Zygier was caught in that particular net, but protested vehemently that he had nothing to do with a covert role. The question is, where did the leads that allowed our journalists to pursue the story come from? They came from our own “intelligence sources”.

What all of this suggests is that our agencies (both news and, presumably, security) had been working hard on the use of passports by dual citizens. This may have extended to breaking the cover of one such user, Zygier. Normally, such an action will not result in the measures taken against “Prisoner X”, as Zygier became known, after being detained by Shin Bet (Israel’s internal security agency). An agent whose cover has been blown becomes all but useless to the agency they work for, and, if they have been working deep in cover in hostile areas, potentially endanger themselves.

Incarceration in Ayalon Prison was not to protect Zygier, and, as it has been pointed out by authoritative commentators, the way in which he was dealt with by Israel was really quite unusual.

But equally so, one could argue, was the “hands off” approach adopted by Australian authorities in a case where an Australian citizen had been deprived of his identity, held in a maximum-security prison, investigated and tried in camera, but whose wife had known where he was, brought in an Israeli lawyer seasoned in the human rights area, and, it would seem, have urgently pressed for something to be done concerning her husband’s plight.

Ben Zygier may well have been “turned” by Australian intelligence after his involvement in procuring passports for Mossad agents. ABC/Foreign Correspondent

Did she also contact the Australian Embassy in attempting to exhaust each and every possible method of exerting pressure on the Israeli Government? Presumably that did happen, but there was a general silence about that.

In a recent Parliamentary Committee hearing, the Department of Foreign Affairs and Trade gave an entirely plausible explanation as to Zygier’s case and why it had not appeared on its radar: the files were being investigated by our intelligence agencies, and, presumably, not by DFAT itself. But would Zygier’s wife not have tried to deal with the Australian authorities here regarding her husband’s desperate situation? There is general silence on that question too.

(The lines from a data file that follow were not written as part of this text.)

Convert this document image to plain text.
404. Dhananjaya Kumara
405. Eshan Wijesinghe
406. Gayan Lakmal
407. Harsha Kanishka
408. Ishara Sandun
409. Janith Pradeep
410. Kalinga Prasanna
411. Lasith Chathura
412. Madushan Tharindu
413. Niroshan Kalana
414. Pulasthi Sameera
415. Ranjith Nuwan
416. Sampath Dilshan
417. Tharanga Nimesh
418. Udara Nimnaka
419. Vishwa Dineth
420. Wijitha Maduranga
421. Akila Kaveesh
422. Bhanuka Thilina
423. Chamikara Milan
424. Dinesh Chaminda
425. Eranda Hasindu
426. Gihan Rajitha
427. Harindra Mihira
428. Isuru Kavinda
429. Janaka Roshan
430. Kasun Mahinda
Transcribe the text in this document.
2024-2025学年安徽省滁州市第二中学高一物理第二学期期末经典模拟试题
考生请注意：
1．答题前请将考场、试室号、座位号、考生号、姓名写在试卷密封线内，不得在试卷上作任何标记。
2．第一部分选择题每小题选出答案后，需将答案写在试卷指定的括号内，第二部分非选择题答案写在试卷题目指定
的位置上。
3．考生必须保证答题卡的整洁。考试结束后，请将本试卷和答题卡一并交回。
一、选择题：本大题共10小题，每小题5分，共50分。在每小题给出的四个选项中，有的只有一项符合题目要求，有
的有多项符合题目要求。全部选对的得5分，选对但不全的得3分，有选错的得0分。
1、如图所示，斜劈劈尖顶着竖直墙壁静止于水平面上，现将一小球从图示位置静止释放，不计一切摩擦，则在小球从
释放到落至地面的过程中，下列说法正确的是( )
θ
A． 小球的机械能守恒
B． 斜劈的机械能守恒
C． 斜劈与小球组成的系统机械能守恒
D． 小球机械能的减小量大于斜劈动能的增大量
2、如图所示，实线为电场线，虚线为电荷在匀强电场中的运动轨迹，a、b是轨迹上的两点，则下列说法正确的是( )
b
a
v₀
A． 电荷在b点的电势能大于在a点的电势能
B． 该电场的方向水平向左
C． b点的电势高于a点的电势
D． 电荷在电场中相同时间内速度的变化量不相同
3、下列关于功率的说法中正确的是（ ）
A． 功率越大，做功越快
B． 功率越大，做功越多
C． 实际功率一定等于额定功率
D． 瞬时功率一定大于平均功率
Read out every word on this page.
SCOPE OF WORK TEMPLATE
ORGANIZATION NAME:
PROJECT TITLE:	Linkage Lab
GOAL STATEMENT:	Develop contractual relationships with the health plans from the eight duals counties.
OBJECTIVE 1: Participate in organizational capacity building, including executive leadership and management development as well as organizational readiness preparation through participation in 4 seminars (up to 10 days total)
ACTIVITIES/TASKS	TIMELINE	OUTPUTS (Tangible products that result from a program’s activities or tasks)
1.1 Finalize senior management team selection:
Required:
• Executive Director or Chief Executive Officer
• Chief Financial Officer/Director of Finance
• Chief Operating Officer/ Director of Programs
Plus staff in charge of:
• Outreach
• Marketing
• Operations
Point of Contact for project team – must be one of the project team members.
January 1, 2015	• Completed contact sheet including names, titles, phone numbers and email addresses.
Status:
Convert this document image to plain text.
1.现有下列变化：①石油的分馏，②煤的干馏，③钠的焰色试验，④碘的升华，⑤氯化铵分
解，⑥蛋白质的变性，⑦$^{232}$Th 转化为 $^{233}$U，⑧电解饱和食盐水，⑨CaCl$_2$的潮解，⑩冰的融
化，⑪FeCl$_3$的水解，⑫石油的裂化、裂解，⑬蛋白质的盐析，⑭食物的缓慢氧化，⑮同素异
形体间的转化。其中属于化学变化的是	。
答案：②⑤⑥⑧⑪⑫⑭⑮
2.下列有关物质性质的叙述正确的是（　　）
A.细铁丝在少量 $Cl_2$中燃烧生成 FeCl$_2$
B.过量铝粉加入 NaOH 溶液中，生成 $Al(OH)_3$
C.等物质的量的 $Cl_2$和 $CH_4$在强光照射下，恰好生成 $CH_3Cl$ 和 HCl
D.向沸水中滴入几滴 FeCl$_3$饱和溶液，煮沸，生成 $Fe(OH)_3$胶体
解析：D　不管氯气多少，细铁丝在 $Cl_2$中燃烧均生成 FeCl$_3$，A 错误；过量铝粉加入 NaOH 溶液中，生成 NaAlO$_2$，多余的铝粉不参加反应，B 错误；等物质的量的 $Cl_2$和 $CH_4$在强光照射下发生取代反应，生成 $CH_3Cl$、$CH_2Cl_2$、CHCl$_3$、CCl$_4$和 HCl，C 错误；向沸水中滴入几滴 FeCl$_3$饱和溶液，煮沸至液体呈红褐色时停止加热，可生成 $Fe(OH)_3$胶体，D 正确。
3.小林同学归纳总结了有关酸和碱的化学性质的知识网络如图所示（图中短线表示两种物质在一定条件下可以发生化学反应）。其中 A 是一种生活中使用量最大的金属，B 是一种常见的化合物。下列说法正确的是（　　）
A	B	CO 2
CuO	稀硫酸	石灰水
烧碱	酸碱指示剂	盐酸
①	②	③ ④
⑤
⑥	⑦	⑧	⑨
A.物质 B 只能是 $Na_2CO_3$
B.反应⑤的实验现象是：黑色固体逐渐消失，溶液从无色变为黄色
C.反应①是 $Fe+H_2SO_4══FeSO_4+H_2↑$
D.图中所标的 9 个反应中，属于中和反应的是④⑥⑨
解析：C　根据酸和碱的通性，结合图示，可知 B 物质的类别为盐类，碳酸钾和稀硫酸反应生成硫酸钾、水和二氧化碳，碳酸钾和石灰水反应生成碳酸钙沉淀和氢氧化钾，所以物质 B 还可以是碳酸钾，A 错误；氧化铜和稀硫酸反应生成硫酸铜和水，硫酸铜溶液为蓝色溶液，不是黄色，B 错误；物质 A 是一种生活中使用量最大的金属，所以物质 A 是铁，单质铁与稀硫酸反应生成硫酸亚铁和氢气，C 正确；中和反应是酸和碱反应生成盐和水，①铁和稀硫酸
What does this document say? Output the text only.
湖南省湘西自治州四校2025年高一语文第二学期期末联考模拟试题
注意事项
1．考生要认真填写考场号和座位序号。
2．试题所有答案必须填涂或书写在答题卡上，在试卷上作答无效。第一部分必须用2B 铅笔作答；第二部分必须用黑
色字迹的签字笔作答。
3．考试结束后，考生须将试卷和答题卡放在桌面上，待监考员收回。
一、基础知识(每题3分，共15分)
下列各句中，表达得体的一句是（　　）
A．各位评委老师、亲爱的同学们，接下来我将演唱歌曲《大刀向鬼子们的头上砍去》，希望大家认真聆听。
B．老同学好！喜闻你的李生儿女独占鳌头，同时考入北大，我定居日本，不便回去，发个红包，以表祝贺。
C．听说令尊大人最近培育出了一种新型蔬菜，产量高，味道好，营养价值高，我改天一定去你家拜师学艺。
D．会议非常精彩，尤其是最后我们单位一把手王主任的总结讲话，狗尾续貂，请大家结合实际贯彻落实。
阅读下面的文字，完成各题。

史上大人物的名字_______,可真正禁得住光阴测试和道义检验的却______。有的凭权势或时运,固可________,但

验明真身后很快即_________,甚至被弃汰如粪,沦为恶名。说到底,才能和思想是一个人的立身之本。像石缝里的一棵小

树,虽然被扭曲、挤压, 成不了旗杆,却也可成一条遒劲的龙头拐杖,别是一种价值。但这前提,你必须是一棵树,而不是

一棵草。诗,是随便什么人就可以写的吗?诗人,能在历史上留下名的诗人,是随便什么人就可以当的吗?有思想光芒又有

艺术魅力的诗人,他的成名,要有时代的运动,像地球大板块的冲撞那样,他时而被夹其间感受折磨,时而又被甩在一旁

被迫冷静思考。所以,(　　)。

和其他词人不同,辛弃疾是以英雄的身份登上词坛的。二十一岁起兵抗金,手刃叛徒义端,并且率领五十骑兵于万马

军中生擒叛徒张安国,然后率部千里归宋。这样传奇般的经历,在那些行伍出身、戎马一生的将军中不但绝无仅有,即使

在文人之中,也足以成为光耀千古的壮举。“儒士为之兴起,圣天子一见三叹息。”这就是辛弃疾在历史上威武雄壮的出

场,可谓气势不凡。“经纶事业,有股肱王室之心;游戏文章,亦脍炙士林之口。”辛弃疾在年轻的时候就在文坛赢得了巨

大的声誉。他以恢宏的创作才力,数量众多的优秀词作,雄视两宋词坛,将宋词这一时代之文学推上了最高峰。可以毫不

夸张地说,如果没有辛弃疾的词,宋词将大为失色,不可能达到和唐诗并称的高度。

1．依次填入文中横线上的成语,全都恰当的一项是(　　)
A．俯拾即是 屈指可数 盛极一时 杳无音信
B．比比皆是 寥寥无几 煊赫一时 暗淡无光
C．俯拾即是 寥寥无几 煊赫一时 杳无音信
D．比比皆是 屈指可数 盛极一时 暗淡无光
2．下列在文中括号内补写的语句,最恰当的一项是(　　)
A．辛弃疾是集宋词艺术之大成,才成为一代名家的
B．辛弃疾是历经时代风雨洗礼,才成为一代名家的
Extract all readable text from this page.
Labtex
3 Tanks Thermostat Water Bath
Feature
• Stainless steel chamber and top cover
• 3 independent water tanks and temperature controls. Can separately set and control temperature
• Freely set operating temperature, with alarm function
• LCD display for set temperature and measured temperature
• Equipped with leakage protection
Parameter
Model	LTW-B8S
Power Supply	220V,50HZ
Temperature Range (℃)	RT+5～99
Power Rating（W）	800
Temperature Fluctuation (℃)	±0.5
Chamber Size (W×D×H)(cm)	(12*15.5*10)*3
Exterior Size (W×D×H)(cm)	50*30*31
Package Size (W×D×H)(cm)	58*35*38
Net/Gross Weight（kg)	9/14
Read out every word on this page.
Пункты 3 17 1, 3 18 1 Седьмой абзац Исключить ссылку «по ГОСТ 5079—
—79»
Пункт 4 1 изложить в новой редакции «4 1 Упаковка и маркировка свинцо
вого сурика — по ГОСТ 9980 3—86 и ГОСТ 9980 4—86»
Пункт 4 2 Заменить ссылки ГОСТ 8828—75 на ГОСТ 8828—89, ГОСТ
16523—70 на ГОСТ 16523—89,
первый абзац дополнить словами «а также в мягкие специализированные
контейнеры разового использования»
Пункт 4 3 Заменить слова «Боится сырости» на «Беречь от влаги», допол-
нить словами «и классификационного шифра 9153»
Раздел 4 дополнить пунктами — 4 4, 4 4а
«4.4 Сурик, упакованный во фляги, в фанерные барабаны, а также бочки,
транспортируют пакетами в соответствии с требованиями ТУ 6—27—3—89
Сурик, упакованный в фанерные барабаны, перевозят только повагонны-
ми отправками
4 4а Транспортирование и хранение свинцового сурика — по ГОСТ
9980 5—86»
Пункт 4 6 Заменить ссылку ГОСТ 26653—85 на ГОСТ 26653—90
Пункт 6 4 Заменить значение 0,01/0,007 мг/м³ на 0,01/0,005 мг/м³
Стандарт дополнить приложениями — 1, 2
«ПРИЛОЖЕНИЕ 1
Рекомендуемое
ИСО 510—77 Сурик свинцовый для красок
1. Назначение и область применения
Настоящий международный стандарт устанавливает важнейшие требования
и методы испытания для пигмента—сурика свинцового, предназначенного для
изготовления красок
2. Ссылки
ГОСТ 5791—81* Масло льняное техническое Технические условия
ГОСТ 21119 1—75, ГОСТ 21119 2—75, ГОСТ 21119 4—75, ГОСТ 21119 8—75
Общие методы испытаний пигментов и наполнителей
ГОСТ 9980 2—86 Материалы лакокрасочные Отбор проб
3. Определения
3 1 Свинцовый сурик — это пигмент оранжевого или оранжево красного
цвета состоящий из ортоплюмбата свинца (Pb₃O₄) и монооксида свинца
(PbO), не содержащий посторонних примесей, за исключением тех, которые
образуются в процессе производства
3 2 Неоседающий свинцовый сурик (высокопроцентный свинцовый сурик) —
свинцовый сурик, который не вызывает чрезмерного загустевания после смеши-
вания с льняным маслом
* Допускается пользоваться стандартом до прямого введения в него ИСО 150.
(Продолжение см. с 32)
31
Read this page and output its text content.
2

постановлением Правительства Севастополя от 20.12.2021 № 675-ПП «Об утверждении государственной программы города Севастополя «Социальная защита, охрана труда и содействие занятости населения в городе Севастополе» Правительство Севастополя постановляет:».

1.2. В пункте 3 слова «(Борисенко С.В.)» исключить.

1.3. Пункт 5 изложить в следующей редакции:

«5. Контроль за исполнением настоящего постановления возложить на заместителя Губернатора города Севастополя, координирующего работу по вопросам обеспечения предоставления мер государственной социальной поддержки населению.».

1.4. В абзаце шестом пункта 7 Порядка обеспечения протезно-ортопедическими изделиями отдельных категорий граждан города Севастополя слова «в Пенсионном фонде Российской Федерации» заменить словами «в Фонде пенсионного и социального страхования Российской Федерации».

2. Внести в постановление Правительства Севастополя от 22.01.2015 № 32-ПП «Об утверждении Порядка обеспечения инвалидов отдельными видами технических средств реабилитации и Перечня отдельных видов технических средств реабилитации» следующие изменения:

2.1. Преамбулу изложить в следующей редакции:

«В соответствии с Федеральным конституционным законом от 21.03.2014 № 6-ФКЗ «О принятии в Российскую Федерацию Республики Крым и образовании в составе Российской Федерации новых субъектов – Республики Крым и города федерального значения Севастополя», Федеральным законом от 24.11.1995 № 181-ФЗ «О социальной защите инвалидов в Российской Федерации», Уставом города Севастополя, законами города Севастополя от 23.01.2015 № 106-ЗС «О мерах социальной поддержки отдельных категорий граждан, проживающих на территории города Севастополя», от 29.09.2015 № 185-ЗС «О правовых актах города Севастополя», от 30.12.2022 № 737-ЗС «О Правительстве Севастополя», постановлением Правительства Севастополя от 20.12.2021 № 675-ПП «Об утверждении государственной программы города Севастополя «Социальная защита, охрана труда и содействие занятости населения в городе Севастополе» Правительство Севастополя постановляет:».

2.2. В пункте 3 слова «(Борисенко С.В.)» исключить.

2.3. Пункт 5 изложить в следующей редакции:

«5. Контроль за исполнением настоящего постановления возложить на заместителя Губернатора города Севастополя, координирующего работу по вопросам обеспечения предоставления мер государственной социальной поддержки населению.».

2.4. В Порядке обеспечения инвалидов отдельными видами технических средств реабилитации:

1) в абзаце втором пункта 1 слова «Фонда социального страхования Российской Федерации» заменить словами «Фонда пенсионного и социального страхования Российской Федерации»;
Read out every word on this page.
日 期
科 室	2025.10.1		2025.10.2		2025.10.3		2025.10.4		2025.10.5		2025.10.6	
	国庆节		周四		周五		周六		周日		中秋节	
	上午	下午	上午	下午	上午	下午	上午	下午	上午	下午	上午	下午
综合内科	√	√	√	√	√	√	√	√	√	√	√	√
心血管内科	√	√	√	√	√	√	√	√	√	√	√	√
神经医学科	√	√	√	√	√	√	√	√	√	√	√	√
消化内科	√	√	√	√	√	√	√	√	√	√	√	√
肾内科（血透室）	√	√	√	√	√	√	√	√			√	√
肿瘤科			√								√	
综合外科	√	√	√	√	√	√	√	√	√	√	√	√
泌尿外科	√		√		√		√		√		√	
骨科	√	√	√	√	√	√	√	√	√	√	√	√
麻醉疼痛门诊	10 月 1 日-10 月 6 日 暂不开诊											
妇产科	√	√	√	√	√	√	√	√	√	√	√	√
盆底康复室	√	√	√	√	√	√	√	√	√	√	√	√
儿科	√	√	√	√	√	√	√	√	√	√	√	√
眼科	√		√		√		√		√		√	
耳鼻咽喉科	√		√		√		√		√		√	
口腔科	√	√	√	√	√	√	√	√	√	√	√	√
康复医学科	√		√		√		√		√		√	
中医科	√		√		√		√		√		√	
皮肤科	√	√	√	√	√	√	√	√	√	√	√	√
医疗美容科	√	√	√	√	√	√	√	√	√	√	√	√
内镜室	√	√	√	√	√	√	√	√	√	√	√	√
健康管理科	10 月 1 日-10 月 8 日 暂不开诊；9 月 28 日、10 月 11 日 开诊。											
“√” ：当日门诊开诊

We know from what the Israeli government has said that opening up this case could cause considerable embarrassment, but it did not say for whom specifically: Israel itself, or Australia.

We have also heard the conjecture that one of the reasons why Zygier found himself in such a situation was that perhaps he could no longer bear the crisis of conscience of having his morality challenged by what he was instructed to do, or alternatively what he saw done, by Mossad, and therefore blew a whistle.

These aside, there is, of course, another potential explanation, and that is that Zygier had been a double-agent, but a very well concealed one until, presumably, his name became known to journalists, and, by extension, to the general public. If this was the case, who might his other “masters” have been?

The Zygier case has been remarkable in that, even with the scant information that has emerged since the story broke, it has provided tantalising insights into intelligence agencies both here and in Israel. However, and as so often happens, clandestine agencies, and governments, have a habit of relying on deep and stubborn silence to obliterate the sensations that emerge in such cases. If it does here, we can only conclude that the Israeli and Australian governments would prefer to have the matter buried with Zygier. The reasons why remain intriguing.